The World's Most Coveted Colour
Among all the natural fancy coloured diamonds, pink diamonds occupy a singular place. They are extraordinarily rare, intensely beautiful, and have captured the fascination of collectors, royalty, and investors for centuries. Yet despite their profile, many in the broader diamond trade have only a surface-level understanding of what makes them so remarkable.
The Science of Pink: How Do They Get Their Colour?
Unlike yellow or orange diamonds, whose colour comes from chemical impurities (typically nitrogen), the colour in most pink diamonds is believed to result from a phenomenon called plastic deformation — a distortion of the diamond's crystal lattice during its journey from the earth's mantle to the surface.

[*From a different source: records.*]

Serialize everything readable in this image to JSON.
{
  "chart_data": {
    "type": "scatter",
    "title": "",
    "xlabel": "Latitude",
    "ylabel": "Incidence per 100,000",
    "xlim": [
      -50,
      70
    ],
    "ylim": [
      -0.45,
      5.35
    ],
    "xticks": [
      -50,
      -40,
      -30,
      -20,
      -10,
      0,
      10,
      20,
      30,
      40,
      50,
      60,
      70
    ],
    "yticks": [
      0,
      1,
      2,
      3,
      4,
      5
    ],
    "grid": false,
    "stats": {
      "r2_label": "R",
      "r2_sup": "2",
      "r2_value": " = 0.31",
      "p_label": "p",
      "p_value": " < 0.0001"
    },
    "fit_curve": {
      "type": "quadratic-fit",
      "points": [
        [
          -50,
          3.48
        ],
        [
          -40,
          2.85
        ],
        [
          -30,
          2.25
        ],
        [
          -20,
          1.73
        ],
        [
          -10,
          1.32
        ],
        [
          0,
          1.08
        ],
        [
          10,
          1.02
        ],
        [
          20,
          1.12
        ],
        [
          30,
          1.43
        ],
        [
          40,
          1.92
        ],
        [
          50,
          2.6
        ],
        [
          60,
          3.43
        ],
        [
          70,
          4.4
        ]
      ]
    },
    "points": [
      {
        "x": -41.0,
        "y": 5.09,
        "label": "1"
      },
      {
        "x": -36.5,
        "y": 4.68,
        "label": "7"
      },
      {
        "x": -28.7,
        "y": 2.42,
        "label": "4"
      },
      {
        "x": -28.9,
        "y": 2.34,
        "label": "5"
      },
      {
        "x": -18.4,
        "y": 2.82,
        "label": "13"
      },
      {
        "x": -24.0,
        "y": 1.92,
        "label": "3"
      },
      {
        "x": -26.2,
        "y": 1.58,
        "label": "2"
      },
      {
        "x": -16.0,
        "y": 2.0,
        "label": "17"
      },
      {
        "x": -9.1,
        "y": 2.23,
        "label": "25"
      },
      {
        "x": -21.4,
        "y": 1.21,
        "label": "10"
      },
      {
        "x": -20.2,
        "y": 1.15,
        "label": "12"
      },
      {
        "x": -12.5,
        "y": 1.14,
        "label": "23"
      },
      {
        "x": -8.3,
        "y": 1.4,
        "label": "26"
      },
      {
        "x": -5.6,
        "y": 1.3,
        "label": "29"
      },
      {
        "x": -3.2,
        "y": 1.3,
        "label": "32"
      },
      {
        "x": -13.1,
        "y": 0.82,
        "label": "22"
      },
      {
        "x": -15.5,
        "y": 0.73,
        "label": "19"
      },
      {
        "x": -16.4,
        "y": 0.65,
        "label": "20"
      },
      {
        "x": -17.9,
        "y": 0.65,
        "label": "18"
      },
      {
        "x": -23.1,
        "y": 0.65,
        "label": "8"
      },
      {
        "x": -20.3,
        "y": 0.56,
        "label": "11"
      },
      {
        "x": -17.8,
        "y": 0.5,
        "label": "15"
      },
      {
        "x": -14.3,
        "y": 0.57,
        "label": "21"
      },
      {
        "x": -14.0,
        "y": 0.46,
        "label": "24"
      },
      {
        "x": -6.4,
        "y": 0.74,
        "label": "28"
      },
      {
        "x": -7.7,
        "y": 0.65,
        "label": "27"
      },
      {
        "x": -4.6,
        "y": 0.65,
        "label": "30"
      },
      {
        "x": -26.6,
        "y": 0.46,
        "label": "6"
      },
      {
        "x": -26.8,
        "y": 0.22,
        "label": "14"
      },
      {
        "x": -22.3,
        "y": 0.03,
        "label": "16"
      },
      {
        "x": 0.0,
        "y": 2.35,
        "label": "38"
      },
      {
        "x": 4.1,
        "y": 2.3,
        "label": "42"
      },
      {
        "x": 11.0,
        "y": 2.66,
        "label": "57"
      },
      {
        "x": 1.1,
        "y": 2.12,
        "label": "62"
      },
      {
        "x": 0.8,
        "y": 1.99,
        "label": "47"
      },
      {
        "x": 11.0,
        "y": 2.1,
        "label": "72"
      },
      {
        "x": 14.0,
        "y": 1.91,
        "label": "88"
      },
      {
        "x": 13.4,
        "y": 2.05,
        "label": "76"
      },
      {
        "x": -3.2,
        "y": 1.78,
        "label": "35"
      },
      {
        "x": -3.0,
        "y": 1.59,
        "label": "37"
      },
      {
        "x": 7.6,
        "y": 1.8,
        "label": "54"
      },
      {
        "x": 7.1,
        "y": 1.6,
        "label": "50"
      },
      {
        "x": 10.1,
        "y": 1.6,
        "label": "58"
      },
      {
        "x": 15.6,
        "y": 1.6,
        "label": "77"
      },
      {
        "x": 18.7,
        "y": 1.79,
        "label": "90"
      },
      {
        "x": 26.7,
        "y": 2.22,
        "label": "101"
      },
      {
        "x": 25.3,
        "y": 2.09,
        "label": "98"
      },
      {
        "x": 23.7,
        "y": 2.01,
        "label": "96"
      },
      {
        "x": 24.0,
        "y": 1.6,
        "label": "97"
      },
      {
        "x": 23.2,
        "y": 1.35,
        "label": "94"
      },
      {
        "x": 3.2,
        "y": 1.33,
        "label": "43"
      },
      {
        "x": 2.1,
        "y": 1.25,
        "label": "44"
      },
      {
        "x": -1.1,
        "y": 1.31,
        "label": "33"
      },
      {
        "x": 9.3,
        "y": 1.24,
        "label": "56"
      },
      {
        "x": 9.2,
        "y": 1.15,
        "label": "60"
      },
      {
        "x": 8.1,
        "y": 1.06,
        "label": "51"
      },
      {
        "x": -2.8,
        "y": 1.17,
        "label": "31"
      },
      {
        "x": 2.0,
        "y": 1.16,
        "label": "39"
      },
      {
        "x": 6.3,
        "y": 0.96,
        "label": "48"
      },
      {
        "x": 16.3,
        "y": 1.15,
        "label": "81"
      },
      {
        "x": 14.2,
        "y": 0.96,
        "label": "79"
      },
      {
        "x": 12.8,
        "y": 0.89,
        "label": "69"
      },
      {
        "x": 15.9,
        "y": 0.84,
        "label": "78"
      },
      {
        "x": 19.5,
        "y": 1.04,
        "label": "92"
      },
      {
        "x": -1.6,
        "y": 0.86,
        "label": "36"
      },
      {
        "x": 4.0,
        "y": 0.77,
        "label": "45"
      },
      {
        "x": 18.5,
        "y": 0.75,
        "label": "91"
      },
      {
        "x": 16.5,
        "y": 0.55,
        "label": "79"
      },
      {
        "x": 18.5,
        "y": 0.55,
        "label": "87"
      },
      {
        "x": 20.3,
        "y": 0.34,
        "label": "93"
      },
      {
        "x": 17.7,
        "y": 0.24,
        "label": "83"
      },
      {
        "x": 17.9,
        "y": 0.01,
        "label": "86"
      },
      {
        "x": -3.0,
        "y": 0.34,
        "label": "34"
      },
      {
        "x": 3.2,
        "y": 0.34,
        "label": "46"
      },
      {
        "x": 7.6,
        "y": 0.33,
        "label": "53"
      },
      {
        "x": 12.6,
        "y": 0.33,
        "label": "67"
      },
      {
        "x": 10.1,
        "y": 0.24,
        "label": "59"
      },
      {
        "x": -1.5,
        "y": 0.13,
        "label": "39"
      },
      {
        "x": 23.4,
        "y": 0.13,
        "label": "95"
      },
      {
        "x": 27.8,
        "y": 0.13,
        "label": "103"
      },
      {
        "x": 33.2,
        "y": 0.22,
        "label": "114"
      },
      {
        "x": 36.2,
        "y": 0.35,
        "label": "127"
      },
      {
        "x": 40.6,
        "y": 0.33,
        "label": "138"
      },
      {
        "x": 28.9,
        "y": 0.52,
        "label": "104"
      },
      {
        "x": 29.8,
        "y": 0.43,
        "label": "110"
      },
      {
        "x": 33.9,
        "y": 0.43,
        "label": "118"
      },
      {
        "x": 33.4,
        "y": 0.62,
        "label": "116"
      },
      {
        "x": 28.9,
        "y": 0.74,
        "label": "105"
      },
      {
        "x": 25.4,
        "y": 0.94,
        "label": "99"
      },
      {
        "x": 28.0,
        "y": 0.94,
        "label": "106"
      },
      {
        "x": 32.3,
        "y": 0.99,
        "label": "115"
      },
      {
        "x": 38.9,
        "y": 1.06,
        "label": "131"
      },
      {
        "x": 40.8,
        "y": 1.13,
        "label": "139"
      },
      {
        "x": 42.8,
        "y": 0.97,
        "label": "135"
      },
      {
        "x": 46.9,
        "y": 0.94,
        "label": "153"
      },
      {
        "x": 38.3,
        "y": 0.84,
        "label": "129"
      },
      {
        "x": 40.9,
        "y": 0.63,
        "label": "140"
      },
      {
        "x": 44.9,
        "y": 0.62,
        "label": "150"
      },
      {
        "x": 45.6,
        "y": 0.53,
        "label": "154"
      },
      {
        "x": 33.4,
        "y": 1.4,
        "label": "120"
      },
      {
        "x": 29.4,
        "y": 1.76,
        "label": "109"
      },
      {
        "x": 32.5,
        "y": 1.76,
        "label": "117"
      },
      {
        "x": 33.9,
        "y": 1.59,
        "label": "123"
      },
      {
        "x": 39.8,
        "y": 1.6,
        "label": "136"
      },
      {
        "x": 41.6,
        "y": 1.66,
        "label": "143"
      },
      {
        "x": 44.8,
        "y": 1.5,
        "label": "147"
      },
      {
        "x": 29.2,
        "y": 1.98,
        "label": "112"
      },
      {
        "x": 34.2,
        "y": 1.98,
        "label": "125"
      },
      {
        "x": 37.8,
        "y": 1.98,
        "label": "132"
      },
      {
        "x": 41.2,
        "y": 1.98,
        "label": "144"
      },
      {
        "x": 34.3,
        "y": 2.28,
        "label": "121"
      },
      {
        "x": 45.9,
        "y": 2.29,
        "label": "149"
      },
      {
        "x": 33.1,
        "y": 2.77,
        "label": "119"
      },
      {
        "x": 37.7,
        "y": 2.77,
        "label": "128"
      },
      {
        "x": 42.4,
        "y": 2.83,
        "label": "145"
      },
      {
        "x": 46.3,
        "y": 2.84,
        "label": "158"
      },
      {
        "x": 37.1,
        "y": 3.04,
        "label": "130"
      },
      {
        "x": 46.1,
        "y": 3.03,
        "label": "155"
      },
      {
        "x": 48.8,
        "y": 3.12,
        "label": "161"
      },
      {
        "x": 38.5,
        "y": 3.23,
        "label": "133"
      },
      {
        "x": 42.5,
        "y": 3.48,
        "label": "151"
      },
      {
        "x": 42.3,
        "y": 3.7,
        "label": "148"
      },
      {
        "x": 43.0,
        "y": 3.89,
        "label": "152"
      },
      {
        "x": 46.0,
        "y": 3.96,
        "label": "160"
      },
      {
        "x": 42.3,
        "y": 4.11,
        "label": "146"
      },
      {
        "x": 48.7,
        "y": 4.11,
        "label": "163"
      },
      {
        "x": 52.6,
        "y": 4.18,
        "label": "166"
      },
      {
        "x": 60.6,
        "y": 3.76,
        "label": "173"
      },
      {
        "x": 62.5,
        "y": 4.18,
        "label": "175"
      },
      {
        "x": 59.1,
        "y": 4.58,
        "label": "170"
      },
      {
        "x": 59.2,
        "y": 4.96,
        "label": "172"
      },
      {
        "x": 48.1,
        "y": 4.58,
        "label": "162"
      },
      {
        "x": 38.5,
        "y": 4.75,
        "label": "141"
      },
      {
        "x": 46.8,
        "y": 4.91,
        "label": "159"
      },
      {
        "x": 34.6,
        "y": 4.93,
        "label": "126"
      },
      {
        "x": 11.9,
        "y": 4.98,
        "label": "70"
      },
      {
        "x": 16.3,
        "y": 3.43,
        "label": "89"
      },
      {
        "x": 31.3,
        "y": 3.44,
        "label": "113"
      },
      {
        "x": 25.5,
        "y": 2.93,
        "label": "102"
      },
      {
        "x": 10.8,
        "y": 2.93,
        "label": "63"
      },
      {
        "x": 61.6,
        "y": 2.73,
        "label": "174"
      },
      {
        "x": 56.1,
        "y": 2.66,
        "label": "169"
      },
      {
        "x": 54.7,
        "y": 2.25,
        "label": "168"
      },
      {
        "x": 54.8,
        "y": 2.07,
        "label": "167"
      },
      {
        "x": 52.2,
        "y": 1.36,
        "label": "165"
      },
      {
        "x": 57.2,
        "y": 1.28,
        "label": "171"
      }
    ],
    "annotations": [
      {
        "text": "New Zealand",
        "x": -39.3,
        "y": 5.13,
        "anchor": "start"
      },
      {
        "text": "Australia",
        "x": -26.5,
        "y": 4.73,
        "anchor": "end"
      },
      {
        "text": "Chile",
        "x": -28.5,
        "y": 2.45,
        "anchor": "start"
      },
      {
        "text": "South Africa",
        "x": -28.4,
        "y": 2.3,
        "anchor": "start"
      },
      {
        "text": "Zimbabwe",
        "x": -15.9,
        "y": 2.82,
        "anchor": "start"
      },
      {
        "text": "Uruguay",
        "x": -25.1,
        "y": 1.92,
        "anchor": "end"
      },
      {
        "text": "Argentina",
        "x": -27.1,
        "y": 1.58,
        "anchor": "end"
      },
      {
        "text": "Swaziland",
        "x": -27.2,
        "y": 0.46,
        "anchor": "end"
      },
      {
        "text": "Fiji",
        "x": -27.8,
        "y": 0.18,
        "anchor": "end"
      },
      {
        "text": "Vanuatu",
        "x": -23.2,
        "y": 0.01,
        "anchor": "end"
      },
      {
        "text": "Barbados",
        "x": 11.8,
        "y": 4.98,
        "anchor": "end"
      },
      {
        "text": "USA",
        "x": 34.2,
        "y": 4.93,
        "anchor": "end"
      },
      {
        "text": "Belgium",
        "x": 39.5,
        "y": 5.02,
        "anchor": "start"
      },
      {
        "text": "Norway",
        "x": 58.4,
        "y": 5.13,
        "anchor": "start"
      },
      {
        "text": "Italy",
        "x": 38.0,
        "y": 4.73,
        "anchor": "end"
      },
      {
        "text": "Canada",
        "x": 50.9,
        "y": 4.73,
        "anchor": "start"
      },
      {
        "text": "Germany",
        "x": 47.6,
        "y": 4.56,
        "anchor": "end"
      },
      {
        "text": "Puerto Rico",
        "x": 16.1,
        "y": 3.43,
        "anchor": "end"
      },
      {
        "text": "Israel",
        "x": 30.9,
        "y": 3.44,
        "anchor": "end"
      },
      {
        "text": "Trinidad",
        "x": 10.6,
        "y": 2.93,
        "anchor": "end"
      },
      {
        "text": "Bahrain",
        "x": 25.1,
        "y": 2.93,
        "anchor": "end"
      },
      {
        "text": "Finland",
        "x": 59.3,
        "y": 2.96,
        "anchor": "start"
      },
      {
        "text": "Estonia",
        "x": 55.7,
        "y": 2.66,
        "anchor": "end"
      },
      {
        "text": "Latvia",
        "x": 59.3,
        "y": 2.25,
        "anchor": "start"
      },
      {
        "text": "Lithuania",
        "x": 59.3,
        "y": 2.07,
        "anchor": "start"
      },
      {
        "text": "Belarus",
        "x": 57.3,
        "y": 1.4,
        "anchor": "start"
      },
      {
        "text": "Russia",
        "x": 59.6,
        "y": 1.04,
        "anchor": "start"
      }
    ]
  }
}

This process is not fully understood even today. The immense pressures during volcanic transport cause anomalous colour centres within the crystal structure, scattering light in a way that produces the characteristic pink hue. This scientific uncertainty adds to the mystique: we cannot reliably engineer the conditions that create natural pinks the way we can with nitrogen-caused yellows.
The Argyle Mine: The Source That Changed Everything
The story of modern pink diamonds cannot be told without the Argyle Diamond Mine in the Kimberley region of Western Australia. Operated by Rio Tinto from the early 1980s until its closure in November 2020, Argyle was responsible for producing the vast majority of the world's supply of natural pink diamonds — at its peak, an estimated 90% or more of global production.
Argyle's closure has had immediate and lasting consequences for the pink diamond market:
- Supply has effectively ceased — no comparable alternative source exists at scale.
- Prices for certified Argyle pink diamonds have risen sharply since the mine's closure was announced and confirmed.
- "Argyle provenance" has become a premium attribute in its own right, with stones bearing Argyle's distinctive pink diamond seal commanding additional premiums.
How Pink Diamonds Are Graded
The GIA grades fancy coloured diamonds using a different system from white diamonds, focusing on hue, tone, and saturation. For pink diamonds, the key grade descriptors are:
- Faint, Very Light, Light — the lower intensity grades
- Fancy Light, Fancy — mid-range saturation; commercially popular
- Fancy Intense, Fancy Deep — rich, vivid colour
- Fancy Vivid — the highest saturation grade; the rarest and most valuable
A Fancy Vivid Pink diamond of even modest size can command prices per carat that dwarf those of the finest white diamonds. Secondary hue modifiers (e.g., "purplish pink" or "orangy pink") also affect desirability, with pure pink or slightly purplish-pink tones generally preferred by the market.
Notable Pink Diamonds in History
Several pink diamonds have achieved legendary status through auction records and royal provenance:
- The Pink Star: A 59.60-carat Fancy Vivid Pink, the largest known of its colour grade. Sold at Sotheby's Hong Kong for a world record price per carat.
- The Graff Pink: A 24.78-carat Fancy Intense Pink, purchased by Laurence Graff at auction for a then-record price.
- The Williamson Pink Star: A 11.15-carat round brilliant Fancy Vivid Pink, sold at Sotheby's for an exceptional price-per-carat record.
Buying and Collecting Pink Diamonds
For those interested in acquiring pink diamonds, whether for jewellery or as a long-term store of value, a few principles apply:
- Always demand GIA certification — the colour grade is everything, and it must come from a reputable, independent lab.
- Understand that even small stones are significant — a 0.30ct Fancy Vivid Pink is genuinely rare and valuable.
- Work with specialist dealers who have documented provenance and Argyle paperwork where applicable.
- View the stone under multiple light sources — pink diamonds often shift in appearance under different lighting conditions.
Pink diamonds represent one of nature's most exquisite accidents. Their rarity is geological fact, their beauty is undeniable, and their market position — particularly post-Argyle — makes them one of the most compelling stones in the world of fine gems.